(Reuters) - About 20,874 megawatts of nuclear power capacity is expected to be out of service in the United States in the upcoming autumn refueling season, according to Reuters data On Thursday.
That is roughly 4.9 percent, or 974 MW, above the 19,900 MW of nuclear capacity that was shut last year during mid-October, the height of the autumn refueling season, the data showed.
The data assumes units currently on extended outages -- like the San Onofre reactors in California and the Crystal River reactor in Florida -- will still be shut in mid-October.
Southern California Edison, the unit of California power company Edison International that operates San Onofre, said Unit 3 will not refuel as scheduled in October.
Due to the damage in Unit 3's steam generators, fuel will be removed from the reactor for the foreseeable future, SCE said in a filing.
"The current plan for Unit 3 is to de-fuel the reactor and place appropriate systems in a layup condition while analysis and testing continue given the uncertain timing of the likely repairs and restart," the company said.
A spokeswoman said a schedule to remove the fuel had not been determined. Nuclear fuel in Unit 2 was removed earlier this year. Unit 2 shut in January for refueling and inspections which revealed damage to its steam generators.
Neither San Onofre unit can return to service without the approval of the Nuclear Regulatory Commission.

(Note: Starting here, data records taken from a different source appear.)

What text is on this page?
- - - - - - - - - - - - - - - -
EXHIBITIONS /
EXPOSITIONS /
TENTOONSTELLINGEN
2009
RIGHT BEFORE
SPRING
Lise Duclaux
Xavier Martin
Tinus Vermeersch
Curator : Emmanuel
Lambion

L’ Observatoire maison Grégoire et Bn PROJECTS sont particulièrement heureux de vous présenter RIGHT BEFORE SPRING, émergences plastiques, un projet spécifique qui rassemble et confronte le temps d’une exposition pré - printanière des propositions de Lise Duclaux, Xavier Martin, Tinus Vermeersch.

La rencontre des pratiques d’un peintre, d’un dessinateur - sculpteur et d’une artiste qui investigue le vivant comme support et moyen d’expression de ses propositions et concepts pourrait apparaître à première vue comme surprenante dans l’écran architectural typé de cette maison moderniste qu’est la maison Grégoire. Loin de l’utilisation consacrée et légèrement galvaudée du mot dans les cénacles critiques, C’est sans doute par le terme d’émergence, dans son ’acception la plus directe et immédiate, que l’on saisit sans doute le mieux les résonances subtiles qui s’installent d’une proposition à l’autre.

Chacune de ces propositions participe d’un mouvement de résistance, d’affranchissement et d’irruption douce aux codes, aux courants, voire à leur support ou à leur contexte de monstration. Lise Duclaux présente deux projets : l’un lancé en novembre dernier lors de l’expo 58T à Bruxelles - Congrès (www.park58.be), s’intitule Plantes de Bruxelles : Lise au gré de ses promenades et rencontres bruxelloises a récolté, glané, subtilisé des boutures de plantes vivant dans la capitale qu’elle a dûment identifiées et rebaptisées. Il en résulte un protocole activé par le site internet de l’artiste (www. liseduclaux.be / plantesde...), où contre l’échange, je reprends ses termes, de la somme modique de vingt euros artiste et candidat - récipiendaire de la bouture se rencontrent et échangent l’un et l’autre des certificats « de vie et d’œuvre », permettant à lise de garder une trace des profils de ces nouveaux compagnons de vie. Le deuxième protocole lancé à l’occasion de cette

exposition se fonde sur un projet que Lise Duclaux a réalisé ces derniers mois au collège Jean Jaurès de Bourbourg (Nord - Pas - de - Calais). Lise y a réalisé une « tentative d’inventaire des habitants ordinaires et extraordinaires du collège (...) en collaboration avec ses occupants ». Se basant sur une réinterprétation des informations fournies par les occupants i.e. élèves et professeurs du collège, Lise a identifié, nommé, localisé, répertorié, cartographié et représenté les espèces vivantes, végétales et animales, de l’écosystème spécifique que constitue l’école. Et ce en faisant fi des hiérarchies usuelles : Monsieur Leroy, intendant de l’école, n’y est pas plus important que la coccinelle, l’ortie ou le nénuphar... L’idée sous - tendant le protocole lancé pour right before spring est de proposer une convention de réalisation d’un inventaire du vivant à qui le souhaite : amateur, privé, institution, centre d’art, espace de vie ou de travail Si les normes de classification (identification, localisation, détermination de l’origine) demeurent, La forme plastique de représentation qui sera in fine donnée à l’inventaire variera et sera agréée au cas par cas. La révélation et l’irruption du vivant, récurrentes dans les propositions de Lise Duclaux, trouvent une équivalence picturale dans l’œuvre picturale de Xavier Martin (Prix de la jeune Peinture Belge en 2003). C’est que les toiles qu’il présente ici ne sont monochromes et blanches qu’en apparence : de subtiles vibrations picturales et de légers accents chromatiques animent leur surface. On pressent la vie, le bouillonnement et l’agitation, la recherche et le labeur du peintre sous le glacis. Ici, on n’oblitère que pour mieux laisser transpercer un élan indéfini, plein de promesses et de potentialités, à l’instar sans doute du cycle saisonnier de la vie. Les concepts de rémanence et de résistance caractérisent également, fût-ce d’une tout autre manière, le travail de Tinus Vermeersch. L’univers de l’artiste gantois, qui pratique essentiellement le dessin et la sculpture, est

SCE is planning to cut staff at the plant before the end of the year.
The Fort Calhoun station which had been seen trying to restart in September, will now remain shut at least a few more months, the Omaha Public Power District said.
Nuclear outages over the past five years have averaged about 20,400 MW in autumn (2007-2011) and 23,000 MW in spring (2008-2012).
Since 1999, autumn outages peaked near 27,200 MW in 2009 and bottomed at about 12,300 MW in 2004. Spring outages have peaked at 32,800 MW in 2011 and bottomed at 16,100 MW in 2004.
The 104 U.S. nuclear power reactors are capable of generating almost 101,200 MW of electricity, enough to power about 80 million homes.
Nuclear reactors operate around the clock as baseload facilities, providing some of the lowest-cost power.
Natural gas traders follow the nuclear outages closely because plants burning gas usually make up much of the missing nuclear generation, especially during periods of high demand.
It takes about 200 million cubic feet of natural gas per day to generate about 1,000 MW of electricity. One billion cubic feet of gas could generate about 5,000 MW of electricity.